Absence seizures and staring spells

Let us talk about another kind of childhood seizures called Absence seizures or at times Petit Mal seizures. Childhood absence epilepsy as the name suggests starts off in childhood. The seizures are subtle and thus may escape detection from even doting parents. Most of the time, it is the teachers in school who first report that the child at times is noted to “stare” or “daydream”. At times the school grades start falling and this brings the child to medical attention.

Absence seizures as the name suggests are short duration seizures where-in the child is “absent”. By that I mean that for the short time (few seconds to a minute)  during which the child is having a seizure, he or she is not aware of the immediate surroundings. This is because even though an Absence seizure is brief, it is a generalized seizure (meaning the whole brain has a seizure and thus malfunctions for that few seconds). It is different from a generalized convulsion in that you do not seek the violent shaking movements of the arms and legs. Thus it is subtle and may escape detection in the earlier years.

Absence seizures need to be treated. The reason for this is that the seizures are frequent, at time hundreds in a day and these frequent seizures impair the cognitive development of the child. The diagnosis is relatively straight forward and your physician might make it on the basis of a good history.
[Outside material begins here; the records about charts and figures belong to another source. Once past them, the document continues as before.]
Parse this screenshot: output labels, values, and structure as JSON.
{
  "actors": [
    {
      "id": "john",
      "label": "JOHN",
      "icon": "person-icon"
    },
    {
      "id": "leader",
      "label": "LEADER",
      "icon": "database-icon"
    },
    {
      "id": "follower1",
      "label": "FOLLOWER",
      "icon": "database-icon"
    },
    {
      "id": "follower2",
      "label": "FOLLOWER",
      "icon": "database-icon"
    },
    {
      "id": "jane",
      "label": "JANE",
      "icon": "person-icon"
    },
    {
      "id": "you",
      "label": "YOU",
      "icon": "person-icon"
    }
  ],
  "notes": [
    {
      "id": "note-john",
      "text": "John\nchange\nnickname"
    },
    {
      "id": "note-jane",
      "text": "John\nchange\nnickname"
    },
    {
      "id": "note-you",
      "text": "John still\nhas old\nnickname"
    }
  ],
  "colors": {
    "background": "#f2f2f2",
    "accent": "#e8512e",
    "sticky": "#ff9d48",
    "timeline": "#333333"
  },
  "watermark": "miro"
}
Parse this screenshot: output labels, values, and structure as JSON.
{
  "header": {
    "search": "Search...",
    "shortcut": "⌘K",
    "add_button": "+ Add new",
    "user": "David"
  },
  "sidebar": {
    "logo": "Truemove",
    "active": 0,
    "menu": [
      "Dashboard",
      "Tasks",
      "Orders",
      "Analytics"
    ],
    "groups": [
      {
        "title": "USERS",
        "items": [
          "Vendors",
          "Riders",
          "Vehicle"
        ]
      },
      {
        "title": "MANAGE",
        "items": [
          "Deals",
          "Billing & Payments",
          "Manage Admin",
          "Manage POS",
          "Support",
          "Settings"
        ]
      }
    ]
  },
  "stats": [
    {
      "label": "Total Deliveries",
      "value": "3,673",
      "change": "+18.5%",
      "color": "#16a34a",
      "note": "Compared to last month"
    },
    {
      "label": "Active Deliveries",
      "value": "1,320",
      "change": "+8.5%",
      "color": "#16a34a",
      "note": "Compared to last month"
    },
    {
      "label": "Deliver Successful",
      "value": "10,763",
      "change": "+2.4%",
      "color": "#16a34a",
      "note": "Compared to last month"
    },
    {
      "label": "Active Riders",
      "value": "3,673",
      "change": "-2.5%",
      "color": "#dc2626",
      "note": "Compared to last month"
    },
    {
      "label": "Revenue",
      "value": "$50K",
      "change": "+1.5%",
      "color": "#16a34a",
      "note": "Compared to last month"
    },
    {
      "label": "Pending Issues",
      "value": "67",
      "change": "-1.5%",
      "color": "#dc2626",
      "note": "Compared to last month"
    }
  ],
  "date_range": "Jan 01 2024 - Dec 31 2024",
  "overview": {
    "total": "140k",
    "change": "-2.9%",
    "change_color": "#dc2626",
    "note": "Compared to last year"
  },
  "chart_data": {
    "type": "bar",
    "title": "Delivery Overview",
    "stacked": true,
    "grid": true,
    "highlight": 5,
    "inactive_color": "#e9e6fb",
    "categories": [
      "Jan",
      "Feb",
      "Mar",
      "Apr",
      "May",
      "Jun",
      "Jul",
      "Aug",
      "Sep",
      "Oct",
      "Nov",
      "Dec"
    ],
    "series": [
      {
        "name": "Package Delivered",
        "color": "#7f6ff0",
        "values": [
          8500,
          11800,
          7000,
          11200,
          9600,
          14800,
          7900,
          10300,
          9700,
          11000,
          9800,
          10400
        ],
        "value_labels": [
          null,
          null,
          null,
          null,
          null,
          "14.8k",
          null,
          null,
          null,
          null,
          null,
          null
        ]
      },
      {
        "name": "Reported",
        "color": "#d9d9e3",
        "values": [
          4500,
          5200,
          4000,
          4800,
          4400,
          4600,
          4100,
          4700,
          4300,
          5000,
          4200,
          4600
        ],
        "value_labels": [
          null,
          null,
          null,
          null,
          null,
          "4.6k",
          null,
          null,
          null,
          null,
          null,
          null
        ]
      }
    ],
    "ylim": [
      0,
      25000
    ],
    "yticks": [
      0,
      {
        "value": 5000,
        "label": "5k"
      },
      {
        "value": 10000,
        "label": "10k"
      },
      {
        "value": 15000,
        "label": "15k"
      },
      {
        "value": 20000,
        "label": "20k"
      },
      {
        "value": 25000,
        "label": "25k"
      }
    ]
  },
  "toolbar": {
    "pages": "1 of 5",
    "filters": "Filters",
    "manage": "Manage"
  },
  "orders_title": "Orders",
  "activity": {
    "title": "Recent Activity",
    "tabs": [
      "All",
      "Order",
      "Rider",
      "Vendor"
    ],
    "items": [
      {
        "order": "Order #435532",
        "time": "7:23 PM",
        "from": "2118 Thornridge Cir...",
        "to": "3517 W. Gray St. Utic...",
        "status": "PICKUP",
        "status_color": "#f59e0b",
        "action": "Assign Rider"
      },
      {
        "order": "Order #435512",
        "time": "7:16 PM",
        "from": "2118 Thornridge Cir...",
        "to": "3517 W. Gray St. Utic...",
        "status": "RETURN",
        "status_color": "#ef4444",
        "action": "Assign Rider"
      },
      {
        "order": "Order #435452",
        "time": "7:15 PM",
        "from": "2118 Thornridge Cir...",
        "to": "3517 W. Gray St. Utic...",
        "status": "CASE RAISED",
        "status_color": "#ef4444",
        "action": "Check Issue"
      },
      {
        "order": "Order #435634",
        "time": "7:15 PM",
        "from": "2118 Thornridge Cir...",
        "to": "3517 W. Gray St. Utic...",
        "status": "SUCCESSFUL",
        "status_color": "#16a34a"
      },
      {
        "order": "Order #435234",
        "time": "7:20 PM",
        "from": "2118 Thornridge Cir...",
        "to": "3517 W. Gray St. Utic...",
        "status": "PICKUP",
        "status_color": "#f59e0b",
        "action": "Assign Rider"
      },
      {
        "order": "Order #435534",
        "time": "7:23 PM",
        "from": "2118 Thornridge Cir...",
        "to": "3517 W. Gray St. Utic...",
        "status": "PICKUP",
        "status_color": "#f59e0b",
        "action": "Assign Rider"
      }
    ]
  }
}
An electroencephalogram (EEG) study may shown the characteristic EEG pattern of Absence epilepsy confirming the diagnosis. An imaging study is usually not needed unless there are some atypical features in the presentation.

Once the diagnosis is made, Absence seizures can be readily controlled with anti-epileptic drugs. Two drugs are commonly used for this kind of epilepsy: ethosuximide and valproate. Children usually do not need to be on anti-epileptic drugs for prolonged length of time and they usually outgrow these seizures by the time they reach the age of 17.